Massive Spending May Be Death Knell for 2024 Economic Prospects, Experts Warn

Michael Washburn
By Michael Washburn
December 23, 2023Business News
share
Massive Spending May Be Death Knell for 2024 Economic Prospects, Experts Warn
Federal Reserve Chairman Jerome Powell holds a press conference at the end of an FOMC meeting in Washington, on Dec. 13, 2023. (Brendan Smialowski/AFP via Getty Images)

Federal Reserve Chair Jerome Powell’s announcement at last week’s policy meeting that he planned to hold interest rates at their current levels had an immediate buoying effect on the financial markets, with the NASDAQ Composite and the Dow Jones Industrial Average hitting record highs.
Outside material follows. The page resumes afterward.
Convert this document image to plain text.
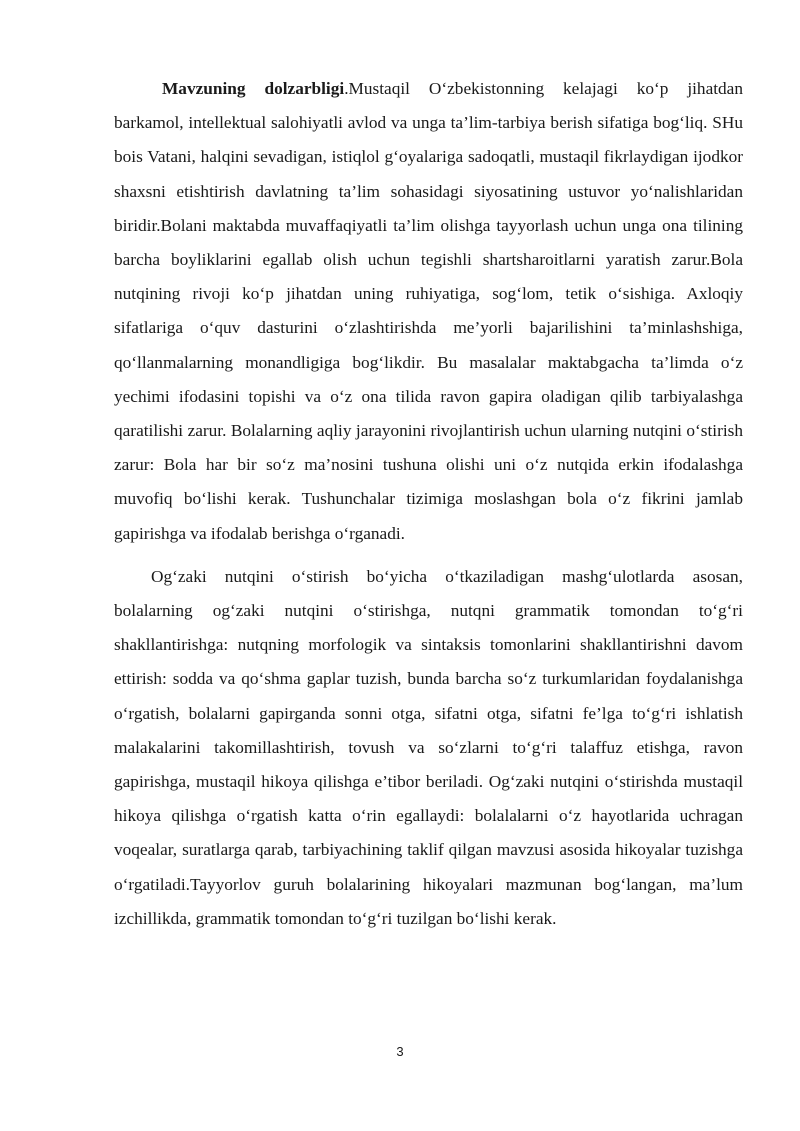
Mavzuning dolzarbligi.Mustaqil O‘zbekistonning kelajagi ko‘p jihatdan barkamol, intellektual salohiyatli avlod va unga ta’lim-tarbiya berish sifatiga bog‘liq. SHu bois Vatani, halqini sevadigan, istiqlol g‘oyalariga sadoqatli, mustaqil fikrlaydigan ijodkor shaxsni etishtirish davlatning ta’lim sohasidagi siyosatining ustuvor yo‘nalishlaridan biridir.Bolani maktabda muvaffaqiyatli ta’lim olishga tayyorlash uchun unga ona tilining barcha boyliklarini egallab olish uchun tegishli shartsharoitlarni yaratish zarur.Bola nutqining rivoji ko‘p jihatdan uning ruhiyatiga, sog‘lom, tetik o‘sishiga. Axloqiy sifatlariga o‘quv dasturini o‘zlashtirishda me’yorli bajarilishini ta’minlashshiga, qo‘llanmalarning monandligiga bog‘likdir. Bu masalalar maktabgacha ta’limda o‘z yechimi ifodasini topishi va o‘z ona tilida ravon gapira oladigan qilib tarbiyalashga qaratilishi zarur. Bolalarning aqliy jarayonini rivojlantirish uchun ularning nutqini o‘stirish zarur: Bola har bir so‘z ma’nosini tushuna olishi uni o‘z nutqida erkin ifodalashga muvofiq bo‘lishi kerak. Tushunchalar tizimiga moslashgan bola o‘z fikrini jamlab gapirishga va ifodalab berishga o‘rganadi.

Og‘zaki nutqini o‘stirish bo‘yicha o‘tkaziladigan mashg‘ulotlarda asosan, bolalarning og‘zaki nutqini o‘stirishga, nutqni grammatik tomondan to‘g‘ri shakllantirishga: nutqning morfologik va sintaksis tomonlarini shakllantirishni davom ettirish: sodda va qo‘shma gaplar tuzish, bunda barcha so‘z turkumlaridan foydalanishga o‘rgatish, bolalarni gapirganda sonni otga, sifatni otga, sifatni fe’lga to‘g‘ri ishlatish malakalarini takomillashtirish, tovush va so‘zlarni to‘g‘ri talaffuz etishga, ravon gapirishga, mustaqil hikoya qilishga e’tibor beriladi. Og‘zaki nutqini o‘stirishda mustaqil hikoya qilishga o‘rgatish katta o‘rin egallaydi: bolalalarni o‘z hayotlarida uchragan voqealar, suratlarga qarab, tarbiyachining taklif qilgan mavzusi asosida hikoyalar tuzishga o‘rgatiladi.Tayyorlov guruh bolalarining hikoyalari mazmunan bog‘langan, ma’lum izchillikda, grammatik tomondan to‘g‘ri tuzilgan bo‘lishi kerak.

3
The Dec. 13 announcement marked the third consecutive meeting where Fed officials have indicated their intention of keeping interest rates at present levels. Mr. Powell also alluded to the likelihood of at least three rate cuts in 2024, further stoking bullish sentiment on Wall Street.

Although Mr. Powell did raise the possibility that the Fed might have to raise interest rates next year, not lower them, the market is confident that significant rate cuts, up to as high as 125 basis points, could be on the horizon.

Clearly, many observers hail the Fed’s statements as an acknowledgement that the runaway inflation that has dogged President Joe Biden’s administration, made life stressful for working Americans, and hurt the president’s standing in the polls heading into next year’s election, is finally in retreat.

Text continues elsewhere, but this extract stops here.